Did other presidents consistently donate their presidential salaries like Trump claimed?
Executive summary
Donald Trump’s claim that other presidents “did the same” by donating their presidential pay is misleading: a handful of wealthy presidents have given their salaries away, typically to charities, but Trump’s pattern of routing his salary to federal agencies is unusual in the historical record and has raised distinct legal and ethical questions [1] [2] [3].
1. The simple fact: some presidents gave their pay, but not many
Since the founding, presidents have been paid a salary set by Congress and several presidents—most notably Herbert Hoover and John F. Kennedy—donated their presidential pay, but these instances are the exception rather than the rule [1] [3] [4].
2. Who donated, and where the money went
Herbert Hoover, a wealthy businessman, is widely reported as the first president to donate his full salary to charity during the Depression-era White House, and John F. Kennedy—coming from great private wealth—also donated his government earnings to charitable causes across his political career, totaling roughly half a million dollars over many years in public office [1] [4]. Reporting also notes other presidents have made charitable gifts while in office or after, but systematic, recurring full-salary donations remain rare [5].
3. What makes Trump’s donations different
Scholars and legal commentators highlight that President Trump’s practice—publicly forgoing most of his $400,000 salary by making quarterly donations to federal agencies—is distinct because prior presidents who gave away salary generally sent it to charities, not to federal departments [2]. Lawfare explicitly states Trump is the first to donate his salary to government agencies, a move that poses “unique constitutional and statutory questions” about the personalization of congressional spending power [2].
4. How consistent were other presidents compared with Trump’s public pledge
The historical pattern is not one of steady precedent: donations by Hoover and Kennedy were instances tied to personal wealth and choice rather than a customary presidential practice, and other presidents did not consistently refuse their salary as a rule of office [1] [4]. By contrast, Trump pledged and repeatedly enacted a policy of quarterly disbursements—an ongoing, publicized practice that media reporting documents across his terms [3] [6].
5. Gray areas and disputes in coverage
Some outlets and opinion writers conflate “donated to charity” with “donated” in general when comparing presidents, which obscures the key difference about recipients; multiple sources point out that while several presidents gave to charity, Trump’s gifts to federal agencies are an unprecedented form of donation by a president [2] [3]. Local editorials and fact-check columns also note that other presidents like Barack Obama did donate portions of their income to charity over time—Obama reportedly gave roughly $1.1 million of about $3.2 million earned in office to charity across eight years—showing giving is not unique but again different in scale, recipient and regularity [7].
6. Constitutional and ethical implications that make a real difference
Legal analysts worry that a president directing salary funds into federal agencies could blur the lines between the executive and Congress’s appropriations power and might create incentives or perceptions of politicized supplemental funding for departments—concerns less salient when prior donations went to private charities rather than government programs [2]. Reporting documents the novelty of channeling presidential pay back into agencies and the policy questions that raises about transparency and congressional control [2].
Conclusion: Did other presidents consistently do what Trump claims?
No.
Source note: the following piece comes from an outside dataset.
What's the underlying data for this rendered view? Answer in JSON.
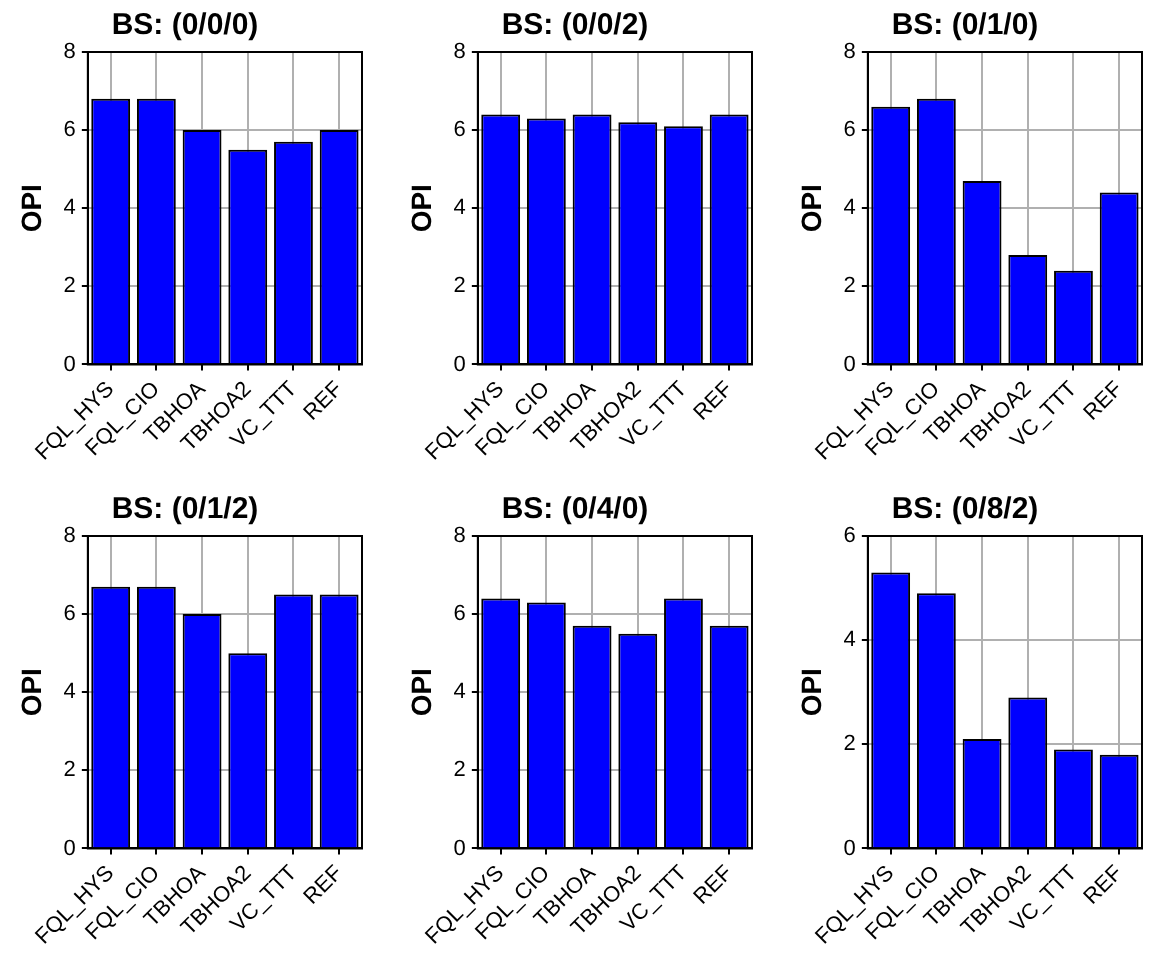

Other presidents occasionally donated their pay—most prominently Hoover and Kennedy—and some presidents made charitable contributions while in office, but it was not a consistent or institutionalized practice; moreover, Trump’s repeated, publicized donations to federal agencies represent a novel variant that previous presidents did not follow, and that novelty is why legal commentators singled it out as a new precedent with constitutional overtones [1] [3] [2] [7].